In Berlin wird Gutmann es allerdings erst einmal mit handfesten politischen Streitthemen zu tun haben. Das deutsch-amerikanische Verhältnis wird durch den Disput über die Nord-Stream-2-Pipeline belastet, die russisches Gas nach Europa bringen soll und die von der US-Regierung vehement abgelehnt wird. Auch ein Besuch von US-Außenminister Tony Blinken in der vergangenen Woche in Berlin konnte den Zwist nicht auflösen. Nach Gesprächen mit dem deutschen Außenminister Heiko Maas und Bundeskanzlerin Angela Merkel sagte Blinken dem SPIEGEL, Sanktionen lägen nach wie vor auf dem Tisch.

Ein weiterer heikler Punkt im deutsch-amerikanischen Verhältnis sind die Beziehungen zu China. Biden hat unmissverständlich klargemacht, dass er das Regime in Peking als Rivalen betrachtet. Er will gemeinsam mit den Europäern dafür sorgen, dass chinesische Firmen das Patentrecht achten und sich an Wettbewerbsregeln halten.

Gleichzeitig will er verhindern, dass chinesische Unternehmen – und damit auch das Regime in Peking – Zugang zu Informationsnetzwerken im Westen bekommen. Biden und sein Team waren deshalb zutiefst verärgert, als die EU-Kommission kurz vor seiner Amtsübernahme am 20. Januar noch ein Handelsabkommen mit Peking abschloss.
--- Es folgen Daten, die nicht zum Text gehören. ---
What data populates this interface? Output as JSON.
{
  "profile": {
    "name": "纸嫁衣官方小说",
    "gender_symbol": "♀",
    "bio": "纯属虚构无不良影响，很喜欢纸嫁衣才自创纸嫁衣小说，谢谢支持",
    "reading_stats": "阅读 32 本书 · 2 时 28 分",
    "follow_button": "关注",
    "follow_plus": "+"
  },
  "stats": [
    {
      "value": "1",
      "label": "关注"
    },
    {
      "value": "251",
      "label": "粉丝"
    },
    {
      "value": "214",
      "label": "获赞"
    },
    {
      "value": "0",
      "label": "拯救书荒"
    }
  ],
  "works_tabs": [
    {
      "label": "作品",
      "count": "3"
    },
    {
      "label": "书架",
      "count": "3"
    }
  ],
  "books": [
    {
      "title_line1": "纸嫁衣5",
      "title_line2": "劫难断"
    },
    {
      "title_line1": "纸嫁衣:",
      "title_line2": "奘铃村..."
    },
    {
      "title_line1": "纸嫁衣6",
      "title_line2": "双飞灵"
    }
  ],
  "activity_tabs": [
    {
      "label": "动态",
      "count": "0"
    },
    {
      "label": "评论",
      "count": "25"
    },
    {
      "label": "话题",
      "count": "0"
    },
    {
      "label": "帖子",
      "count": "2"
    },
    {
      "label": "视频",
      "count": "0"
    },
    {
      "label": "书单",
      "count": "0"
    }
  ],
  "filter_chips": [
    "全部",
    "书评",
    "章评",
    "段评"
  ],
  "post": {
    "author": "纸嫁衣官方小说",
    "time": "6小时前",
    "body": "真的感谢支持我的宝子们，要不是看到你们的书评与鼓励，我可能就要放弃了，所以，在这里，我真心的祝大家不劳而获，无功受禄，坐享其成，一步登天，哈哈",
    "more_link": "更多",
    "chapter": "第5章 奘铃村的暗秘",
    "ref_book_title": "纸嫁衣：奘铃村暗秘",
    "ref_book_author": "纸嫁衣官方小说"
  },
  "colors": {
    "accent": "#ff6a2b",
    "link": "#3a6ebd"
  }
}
In Washington wurde dies als unfreundlicher Akt gegenüber der neuen Regierung gewertet.

Unter Grenell litten die Beziehungen

Gutmann, die auch als mögliche Bildungsministerin im Kabinett Biden gehandelt worden war, wird auch damit beschäftigt sein, die atmosphärischen Störungen zu beheben, die ihr Vorgänger Grenell hinterlassen hat. Dieser nutzte sein Amt vor allem dazu, sich als Kritiker der Bundesregierung zu profilieren, und griff insbesondere Merkels Flüchtlingspolitik scharf an.

Außerdem rief er zu einer Art konservativen Erhebung in Europa auf. Kaum im Amt gab er dem ultrarechten Onlineportal Breitbart ein Interview und sagte: »Ich möchte unbedingt andere Konservative in ganz Europa starkmachen.« Der ehemalige SPD-Chef Martin Schulz sagte, Grenell trete auf wie ein »rechtsextremer Kolonialoffizier«.

Diese Gefahr besteht bei Gutmann nicht. Ihr Vater Kurt wurde in Bayern geboren und bewegte als junger Student seine Geschwister und seine Eltern dazu, vor den Nazis nach Indien zu fliehen. Später zog er dann in die USA. »Es ist wahr, dass meine gesamte Familie ausgelöscht worden wäre, hätte mein Vater nicht getan, was er getan hat«, sagte seine Tochter Amy im Jahr 2013 in einem Zeitungsinterview. Auf ihre Initiative hin wurde an der University of Pennsylvania eines der größten Holocaust-Archive der Welt eingerichtet.